A ce stade, on ne peut qu’émettre des hypothèses. Le Dr Guérini a-t-il juré la perte de ses petits camarades du gouvernement ? A-t-il été traumatisé par ces quelques terribles semaines où il n’était plus ministre ? A-t-il été remplacé par Mister Stan, son jumeau maléfique ? On pourrait en effet croire qu’en ce moment un ministre éviterait d’allumer des incendies. Mais non : voici Mister Stan qui entre en scène, lance-flammes à la main ! Le 9 avril dernier, tout en jurant bien sûr que c’est pour la bonne cause, Monsieur le re-Ministre de la Transformation et de l’Action publiques a tenu à annoncer qu’il fallait en finir avec le “tabou” des licenciements de fonctionnaires, et puis qu’on devrait aussi, tant qu’on y était, supprimer les catégories des agents publics qui n’avaient selon lui plus beaucoup de sens. Rien que ça !
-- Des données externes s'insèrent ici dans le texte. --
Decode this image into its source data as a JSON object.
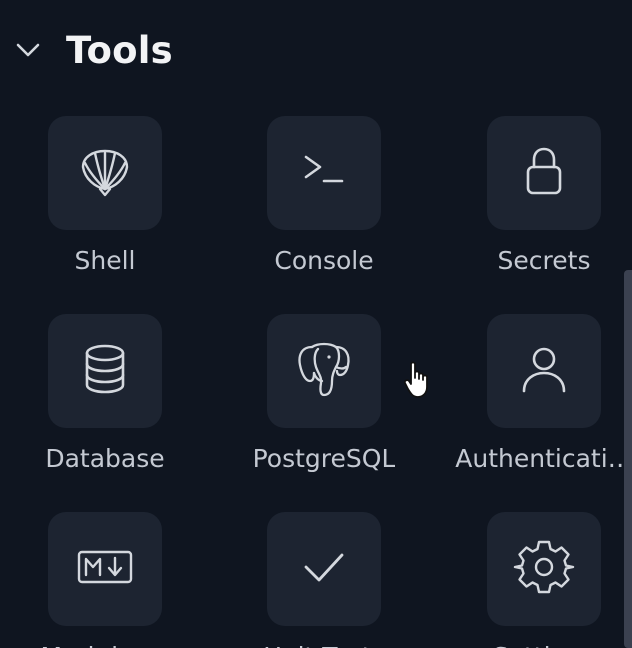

Commençons d’abord par le licenciement. Est-ce que notre Ministre, dont la vérité oblige à dire qu’il n’a jamais été très familier de la chose publique jusque-là, ne saurait pas que, contrairement à tous les clichés, les fonctionnaires ne sont pas des vaches sacrées pouvant accumuler les fautes et les bévues sans conséquence ? Il suffit pourtant d’ouvrir la liste des sanctions disciplinaires pour voir qu’un agent public est déjà licenciable aujourd’hui, s’il a commis des fautes assez graves pour le justifier, et que le soi-disant “tabou” de Mr Stan existe surtout dans l’imaginaire néo-libéral. Mister Stan sait donc a priori (certes, il est ministre, ça n’aide pas, mais quand même !) très bien que le fonctionnaire est licenciable. Du coup le verrou qu’il veut faire sauter ne peut pas être le licenciement. Ce serait-y pas plutôt qu’on voudrait pouvoir demain licencier pour des fautes moindres, voire, allez, soyons fous, sans faute à proprement parler ? L’emploi public comme produit consommable et jetable, en somme… Beaucoup en rêvent, dans les sommets.
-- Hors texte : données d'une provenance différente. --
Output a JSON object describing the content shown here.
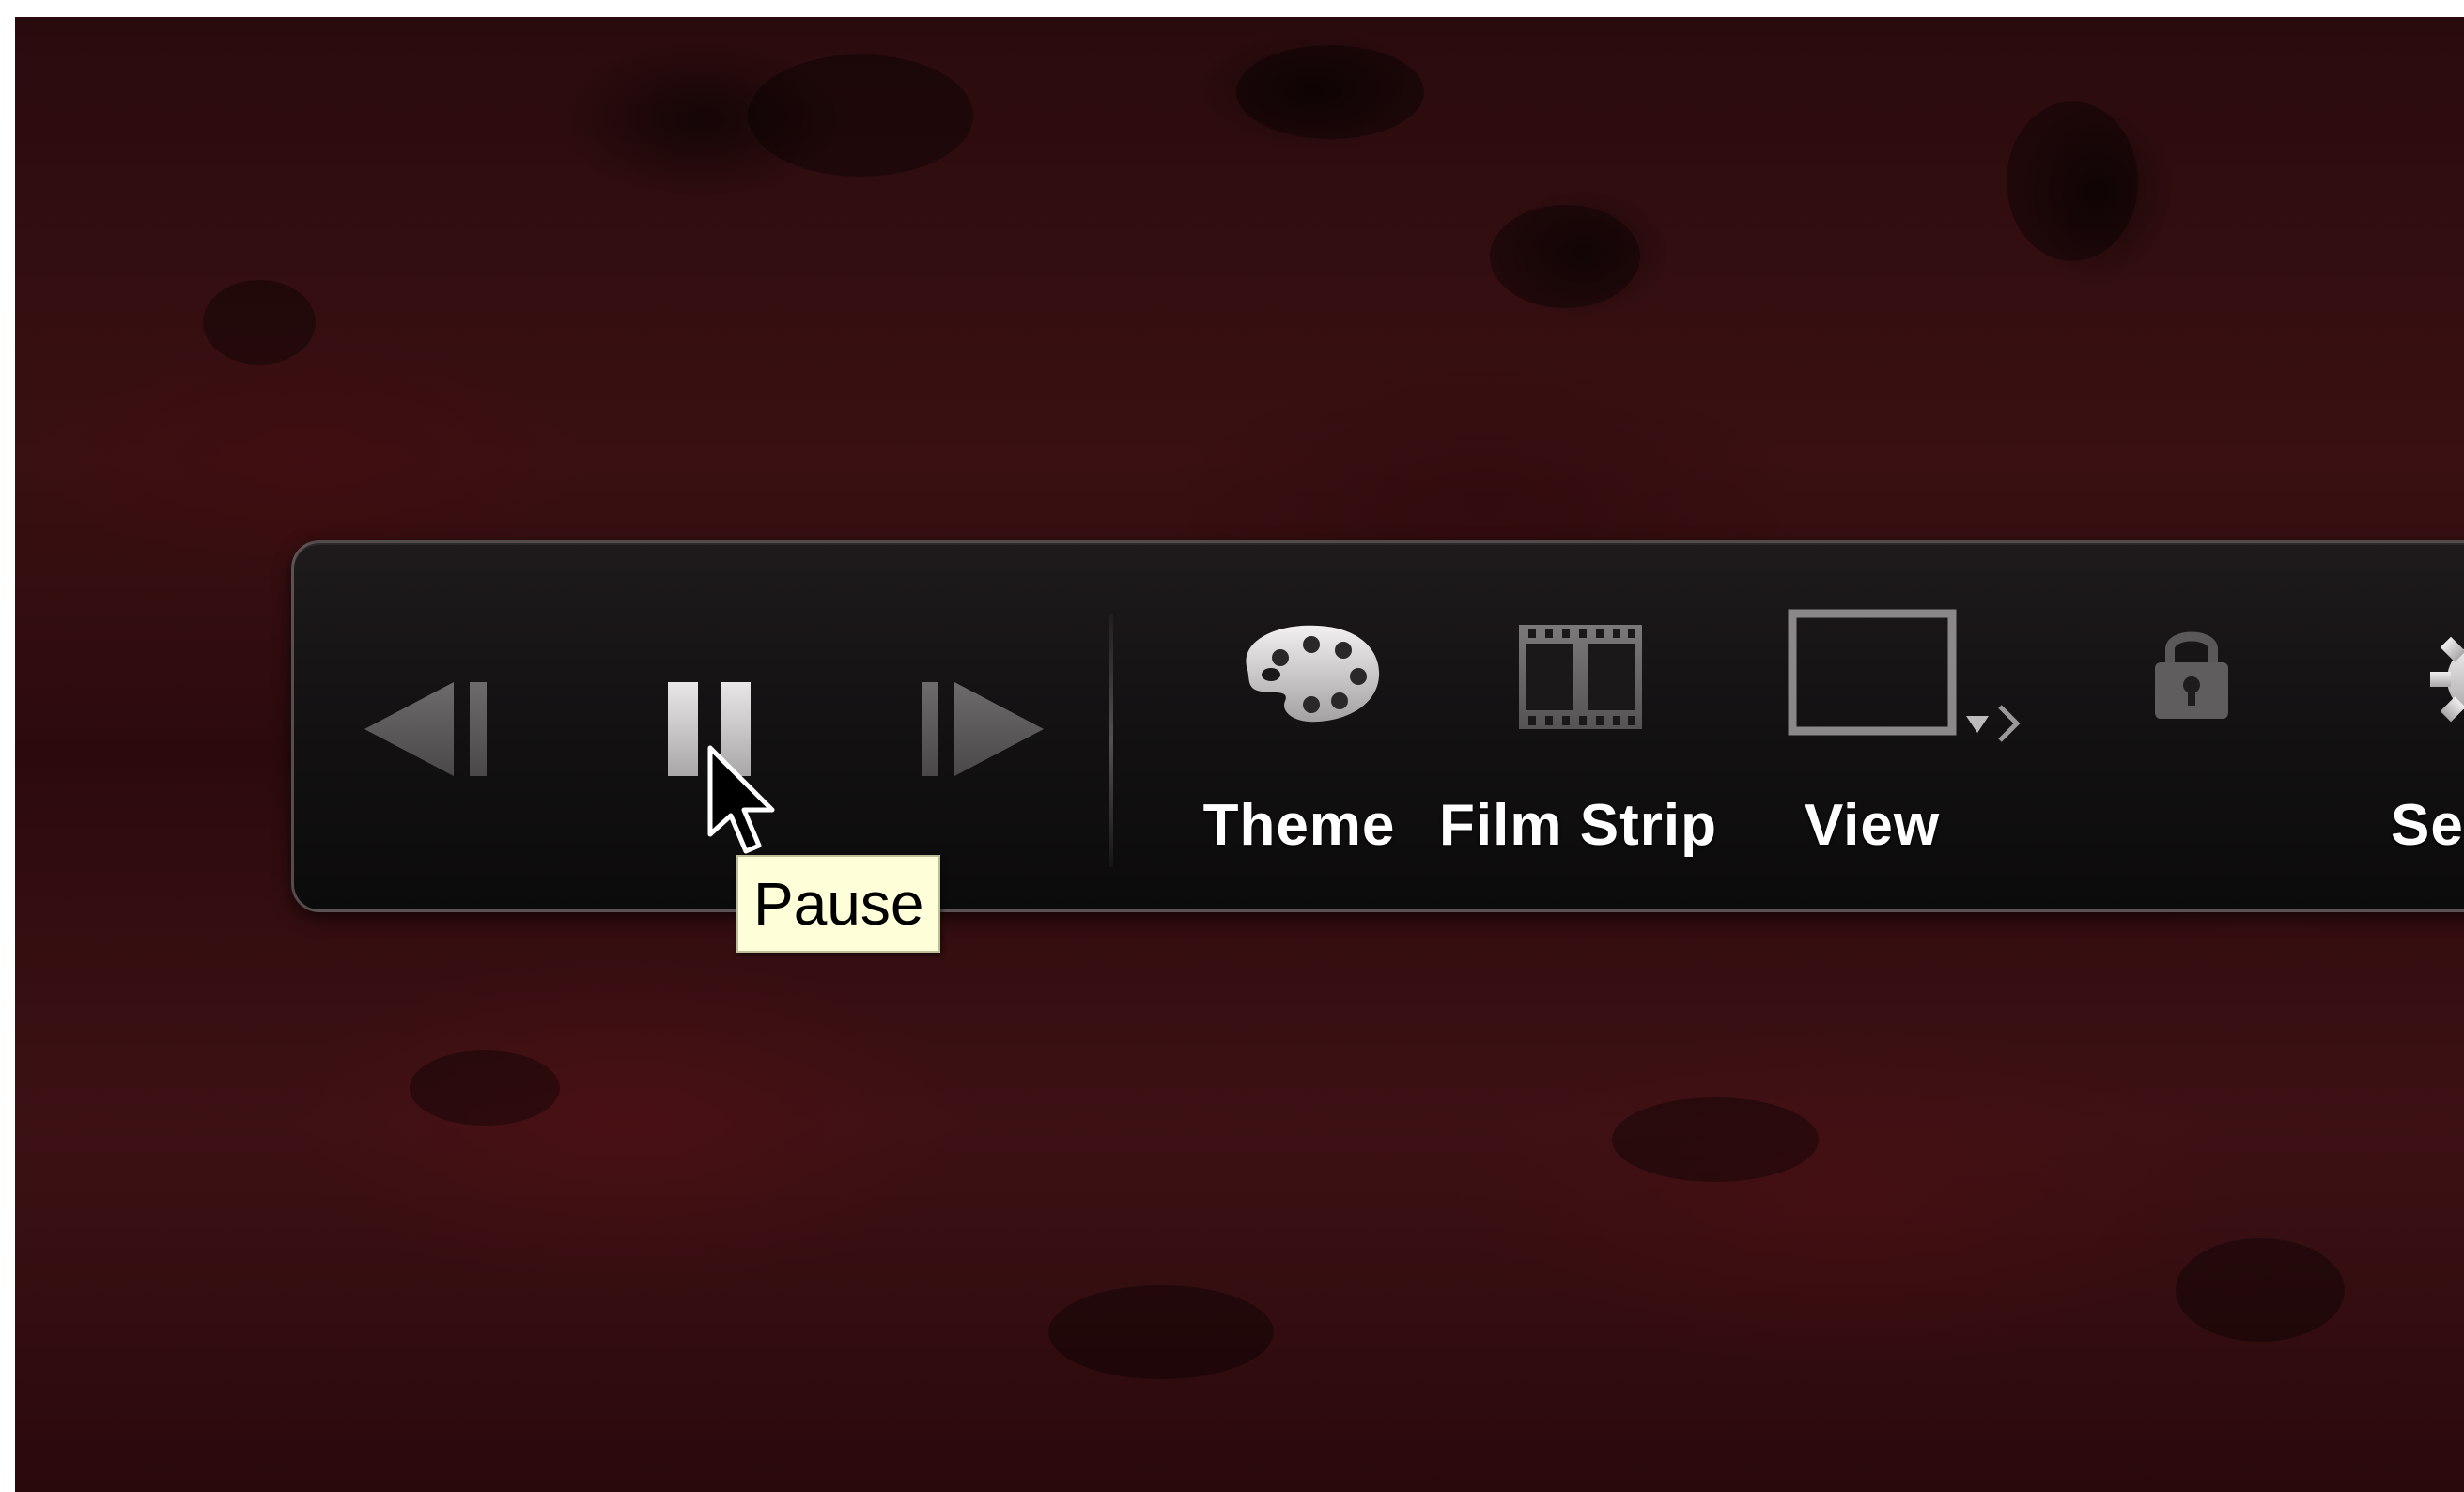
{
  "toolbar": {
    "previous": {
      "label": "",
      "icon": "previous-icon"
    },
    "pause": {
      "label": "",
      "icon": "pause-icon",
      "tooltip": "Pause"
    },
    "next": {
      "label": "",
      "icon": "next-icon"
    },
    "theme": {
      "label": "Theme",
      "icon": "palette-icon"
    },
    "film_strip": {
      "label": "Film Strip",
      "icon": "film-strip-icon"
    },
    "view": {
      "label": "View",
      "icon": "view-rectangle-icon"
    },
    "lock": {
      "label": "",
      "icon": "lock-icon"
    },
    "settings": {
      "label": "Set",
      "icon": "gear-icon"
    }
  },
  "colors": {
    "background": "#2f0c0e",
    "hud": "#141213",
    "label_text": "#ffffff",
    "tooltip_bg": "#fefed8"
  }
}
A l’appui de cette théorie, il y a sa seconde annonce-choc : “faut bazarder les catégories”. Stan nous assure qu’elles ont perdu tout leur sens, et qu’elles “sont en décalage avec les qualifications nécessaires pour l’exercice des métiers” (on notera en passant que c’est aussi l’impression que donnent les Ministres, ces derniers temps). Là, Stan identifie un vrai problème. Il est exact qu’on a aujourd’hui (y compris à la Région) des agents dont on attend une technicité ou une responsabilité bien supérieure à celle de leur catégorie. Hélas, côté solution, le Ministre n’arrive à imaginer que de tout faire sauter. Mais ce problème n’est pas lié au statut ! Il l’est d’abord à l’employeur qui, bien content d’obtenir du travail de B ou de A au prix du C, fait monter le contenu des missions tout en rechignant à promouvoir les agents sur poste. Et la suppression des catégories n’arrangerait rien sur ce point. Bien au contraire ! Car si aujourd’hui l’employeur a (au moins en théorie) l’obligation de confier à l’agent des missions conformes à son cadre d’emplois, et si l’agent peut se prévaloir de ce cadre, dans une Fonction Publique totalement “dé-catégorisée” on n’aura plus ni références ni règles communes. Chaque poste sera profilé selon les moyens et le besoin du moment, et bon courage pour y mettre de la cohérence. Un job A+ payé comme un rédacteur? Sans catégorie, rien ne s’y opposera plus, si le poste trouve preneur. Un adjoint technique endossant les responsabilités d’un ingénieur ? “Bah pourquoi pas les gars ?”, nous dira Mr Stan. En proposant de détricoter les catégories, c’est bien tout le statut que Stan envisage de dynamiter.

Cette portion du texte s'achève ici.